A gas balloon has a volume of 106.0 liters when the temperature is 45.0 °C and the pressure is 740.0 mm of mercury. What will its volume be at 20.0 °C and 780 .0 mm of mercury pressure
Use (P1V1/T1) = (P2V2/T2)
Remember T must be in kelvin. K = 273 + C = ?
Post your work if you get stuck.
To solve this problem, we'll need to use the combined gas law, which states that the ratio of the initial pressure, volume, and temperature of a gas to its final pressure, volume, and temperature must be equal.

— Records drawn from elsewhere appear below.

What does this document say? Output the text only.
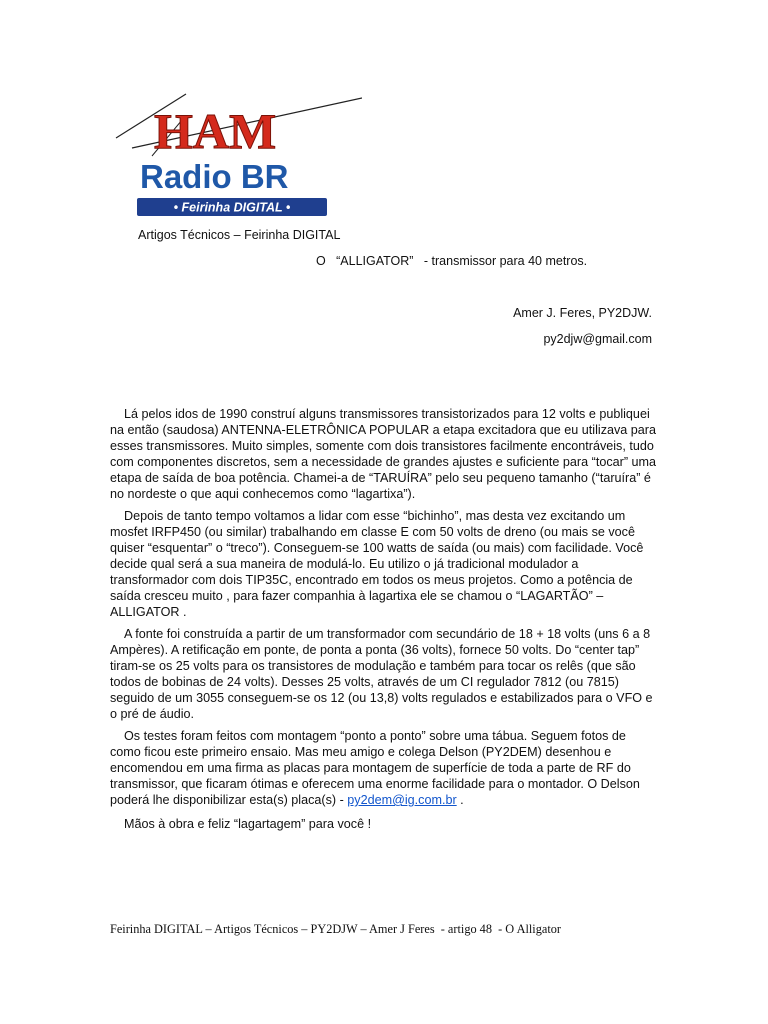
HAM
Radio BR
• Feirinha DIGITAL •
Artigos Técnicos – Feirinha DIGITAL
O   “ALLIGATOR”   - transmissor para 40 metros.
Amer J. Feres, PY2DJW.
py2djw@gmail.com

Lá pelos idos de 1990 construí alguns transmissores transistorizados para 12 volts e publiquei na então (saudosa) ANTENNA-ELETRÔNICA POPULAR a etapa excitadora que eu utilizava para esses transmissores. Muito simples, somente com dois transistores facilmente encontráveis, tudo com componentes discretos, sem a necessidade de grandes ajustes e suficiente para “tocar” uma etapa de saída de boa potência. Chamei-a de “TARUÍRA” pelo seu pequeno tamanho (“taruíra” é no nordeste o que aqui conhecemos como “lagartixa”).

Depois de tanto tempo voltamos a lidar com esse “bichinho”, mas desta vez excitando um mosfet IRFP450 (ou similar) trabalhando em classe E com 50 volts de dreno (ou mais se você quiser “esquentar” o “treco”). Conseguem-se 100 watts de saída (ou mais) com facilidade. Você decide qual será a sua maneira de modulá-lo. Eu utilizo o já tradicional modulador a transformador com dois TIP35C, encontrado em todos os meus projetos. Como a potência de saída cresceu muito , para fazer companhia à lagartixa ele se chamou o “LAGARTÃO” – ALLIGATOR .

A fonte foi construída a partir de um transformador com secundário de 18 + 18 volts (uns 6 a 8 Ampères). A retificação em ponte, de ponta a ponta (36 volts), fornece 50 volts. Do “center tap” tiram-se os 25 volts para os transistores de modulação e também para tocar os relês (que são todos de bobinas de 24 volts). Desses 25 volts, através de um CI regulador 7812 (ou 7815) seguido de um 3055 conseguem-se os 12 (ou 13,8) volts regulados e estabilizados para o VFO e o pré de áudio.

Os testes foram feitos com montagem “ponto a ponto” sobre uma tábua. Seguem fotos de como ficou este primeiro ensaio. Mas meu amigo e colega Delson (PY2DEM) desenhou e encomendou em uma firma as placas para montagem de superfície de toda a parte de RF do transmissor, que ficaram ótimas e oferecem uma enorme facilidade para o montador. O Delson poderá lhe disponibilizar esta(s) placa(s) - py2dem@ig.com.br .

Mãos à obra e feliz “lagartagem” para você !

Feirinha DIGITAL – Artigos Técnicos – PY2DJW – Amer J Feres  - artigo 48  - O Alligator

The combined gas law formula is:
(P1 * V1) / T1 = (P2 * V2) / T2
In this case, we want to find the volume at 20.0 °C and 780.0 mm of mercury pressure (V2), and we know the initial volume is 106.0 liters, initial temperature is 45.0 °C, initial pressure is 740.0 mm of mercury, and final temperature is 20.0 °C (T1, P1, and T2 are given).
First, we need to convert the pressure from mm of mercury to atm:
1 atm = 760 mmHg
So, the initial pressure in atm is 740.0 mmHg /760 mmHg = 0.974 atm.
The final pressure in atm is 780.0 mmHg/760 mmHg = 1.026 atm.
Now we can plug in the values into the combined gas law equation:
(0.974 atm * 106.0 L) / 318.0 K = (1.026 atm * V2) / 293.0 K
Simplifying the equation:
101.2 atm * L / K = 1.026 atm * V2 / K
Now solve for V2, which is the volume at 20.0 °C and 780.0 mm of mercury pressure:
V2 = (101.2 atm * 106.0 L * 293.0 K) / (1.026 atm * 318.0 K)
V2 = (3216410.4 atm * L * K) / (329066.8 atm * K)
V2 = 9.78 L
Therefore, the volume of the gas balloon at 20.0 °C and 780.0 mm of mercury pressure will be 9.78 liters.